L’importance de la formation en intelligence artificielle
L’IA est une technologie révolutionnaire qui peut permettre d’améliorer la vie des citoyens, de détecter des erreurs et des fraudes ou encore d’optimiser la gestion pour les dirigeants de la fonction publique.
Cependant, avant de l’implémenter dans un service ou une organisation, il faut comprendre comment elle fonctionne, quels sont ses avantages et les risques qu’elle peut présenter.

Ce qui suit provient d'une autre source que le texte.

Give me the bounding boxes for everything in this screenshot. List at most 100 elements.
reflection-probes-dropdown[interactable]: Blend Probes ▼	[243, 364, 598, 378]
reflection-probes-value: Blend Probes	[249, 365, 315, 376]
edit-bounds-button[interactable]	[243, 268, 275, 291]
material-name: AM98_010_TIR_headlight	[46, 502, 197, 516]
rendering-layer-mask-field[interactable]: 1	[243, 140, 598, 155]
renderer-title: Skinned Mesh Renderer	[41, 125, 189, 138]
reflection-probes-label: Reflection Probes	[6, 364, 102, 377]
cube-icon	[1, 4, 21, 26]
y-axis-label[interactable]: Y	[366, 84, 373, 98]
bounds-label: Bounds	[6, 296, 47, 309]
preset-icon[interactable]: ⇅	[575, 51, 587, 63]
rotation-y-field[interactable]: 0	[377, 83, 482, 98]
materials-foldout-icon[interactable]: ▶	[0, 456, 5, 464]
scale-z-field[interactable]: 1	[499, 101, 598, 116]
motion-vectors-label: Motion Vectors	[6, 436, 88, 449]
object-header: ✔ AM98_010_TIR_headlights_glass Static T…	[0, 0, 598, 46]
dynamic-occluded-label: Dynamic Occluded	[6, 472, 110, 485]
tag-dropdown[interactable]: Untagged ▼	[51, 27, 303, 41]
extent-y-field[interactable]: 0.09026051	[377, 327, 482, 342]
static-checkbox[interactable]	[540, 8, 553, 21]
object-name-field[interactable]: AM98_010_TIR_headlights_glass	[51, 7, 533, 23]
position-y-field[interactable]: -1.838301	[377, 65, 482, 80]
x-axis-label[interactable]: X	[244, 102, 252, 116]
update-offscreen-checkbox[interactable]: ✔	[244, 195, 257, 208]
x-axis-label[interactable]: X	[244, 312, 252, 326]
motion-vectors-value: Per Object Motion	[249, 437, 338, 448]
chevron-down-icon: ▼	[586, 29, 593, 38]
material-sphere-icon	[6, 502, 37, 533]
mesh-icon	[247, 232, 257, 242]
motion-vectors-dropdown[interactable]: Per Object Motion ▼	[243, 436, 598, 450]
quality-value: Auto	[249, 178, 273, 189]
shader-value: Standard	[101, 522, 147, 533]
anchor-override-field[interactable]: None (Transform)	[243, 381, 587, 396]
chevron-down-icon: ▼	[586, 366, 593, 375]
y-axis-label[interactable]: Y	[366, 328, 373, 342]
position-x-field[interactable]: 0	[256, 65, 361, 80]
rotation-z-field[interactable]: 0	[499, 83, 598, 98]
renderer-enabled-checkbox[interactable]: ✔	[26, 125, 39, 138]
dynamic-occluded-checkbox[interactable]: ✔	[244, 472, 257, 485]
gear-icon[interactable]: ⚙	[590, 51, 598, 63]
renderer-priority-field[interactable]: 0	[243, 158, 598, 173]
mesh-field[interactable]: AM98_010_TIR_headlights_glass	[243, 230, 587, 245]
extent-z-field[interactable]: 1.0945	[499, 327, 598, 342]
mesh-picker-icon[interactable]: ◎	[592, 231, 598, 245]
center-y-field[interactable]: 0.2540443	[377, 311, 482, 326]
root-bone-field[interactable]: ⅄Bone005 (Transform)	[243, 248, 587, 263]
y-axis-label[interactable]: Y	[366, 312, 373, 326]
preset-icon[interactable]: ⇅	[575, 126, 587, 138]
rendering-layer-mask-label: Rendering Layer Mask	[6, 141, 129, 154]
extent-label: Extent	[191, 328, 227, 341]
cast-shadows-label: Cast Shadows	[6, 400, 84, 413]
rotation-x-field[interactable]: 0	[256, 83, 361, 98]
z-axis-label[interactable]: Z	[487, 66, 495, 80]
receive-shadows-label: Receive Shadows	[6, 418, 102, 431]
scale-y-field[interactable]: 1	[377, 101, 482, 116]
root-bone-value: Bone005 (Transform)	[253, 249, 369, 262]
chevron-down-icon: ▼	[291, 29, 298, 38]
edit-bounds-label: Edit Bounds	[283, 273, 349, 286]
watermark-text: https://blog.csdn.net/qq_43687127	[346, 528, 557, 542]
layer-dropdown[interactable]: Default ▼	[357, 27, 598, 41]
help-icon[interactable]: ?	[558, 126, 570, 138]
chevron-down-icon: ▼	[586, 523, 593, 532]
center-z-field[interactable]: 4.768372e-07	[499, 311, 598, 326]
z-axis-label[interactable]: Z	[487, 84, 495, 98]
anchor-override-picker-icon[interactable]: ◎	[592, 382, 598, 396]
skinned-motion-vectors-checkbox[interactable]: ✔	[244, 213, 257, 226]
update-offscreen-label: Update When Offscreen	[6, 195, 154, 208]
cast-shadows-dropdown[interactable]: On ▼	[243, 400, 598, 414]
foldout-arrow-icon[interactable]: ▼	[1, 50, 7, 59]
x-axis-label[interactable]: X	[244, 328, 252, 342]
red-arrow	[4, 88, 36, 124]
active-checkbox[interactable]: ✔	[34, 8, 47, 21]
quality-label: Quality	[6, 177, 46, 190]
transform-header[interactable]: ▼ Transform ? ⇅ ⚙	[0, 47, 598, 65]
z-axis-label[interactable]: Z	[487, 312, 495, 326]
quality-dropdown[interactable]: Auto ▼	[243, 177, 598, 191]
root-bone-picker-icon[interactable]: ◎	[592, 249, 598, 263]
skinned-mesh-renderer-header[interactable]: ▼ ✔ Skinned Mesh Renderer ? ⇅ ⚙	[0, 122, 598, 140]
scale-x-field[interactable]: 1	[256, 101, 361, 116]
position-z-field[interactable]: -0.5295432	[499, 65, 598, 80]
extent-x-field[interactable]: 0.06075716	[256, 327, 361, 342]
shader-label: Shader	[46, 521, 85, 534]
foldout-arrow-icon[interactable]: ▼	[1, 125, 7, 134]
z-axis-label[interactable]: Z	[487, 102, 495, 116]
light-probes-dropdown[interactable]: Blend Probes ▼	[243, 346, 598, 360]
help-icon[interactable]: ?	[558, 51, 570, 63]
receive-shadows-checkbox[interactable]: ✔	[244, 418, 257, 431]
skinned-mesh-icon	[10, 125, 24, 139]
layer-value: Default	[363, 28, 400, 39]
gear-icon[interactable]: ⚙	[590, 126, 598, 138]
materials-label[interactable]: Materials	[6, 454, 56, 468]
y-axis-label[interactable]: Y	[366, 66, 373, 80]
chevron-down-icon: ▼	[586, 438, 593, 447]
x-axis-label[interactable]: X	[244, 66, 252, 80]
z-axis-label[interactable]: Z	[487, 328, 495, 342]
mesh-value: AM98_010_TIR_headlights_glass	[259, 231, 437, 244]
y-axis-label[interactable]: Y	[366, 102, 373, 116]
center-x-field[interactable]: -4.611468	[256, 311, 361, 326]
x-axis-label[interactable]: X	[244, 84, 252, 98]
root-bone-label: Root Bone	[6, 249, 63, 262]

La sensibilisation à l’intelligence artificielle des fonctionnaires dirigeants et de leurs équipes est fondamentale avant une adoption d’outils basés sur l’IA. Ils doivent pouvoir comprendre ce qu’elle veut dire, qu’est-ce qu’elle peut leur faire gagner, quelles sont les spécificités à connaitre, etc.
La gestion d’un projet IA a des spécificités et il est impératif d’avoir des personnes formées capables de maîtriser les moyens concrets d’implémentation sur le terrain, de définir un plan d’action prenant en compte les métiers et les règles éthiques à respecter et bien évidemment de répondre aux questions des équipes.
Dématérialisation des documents, aide à la décision, détection des fraudes ou encore sécurité, l’intelligence artificielle peut aider les dirigeants de la fonction publique au quotidien. Le développement d’outils doit cependant être accompagné d’une formation, ouvert et explicable.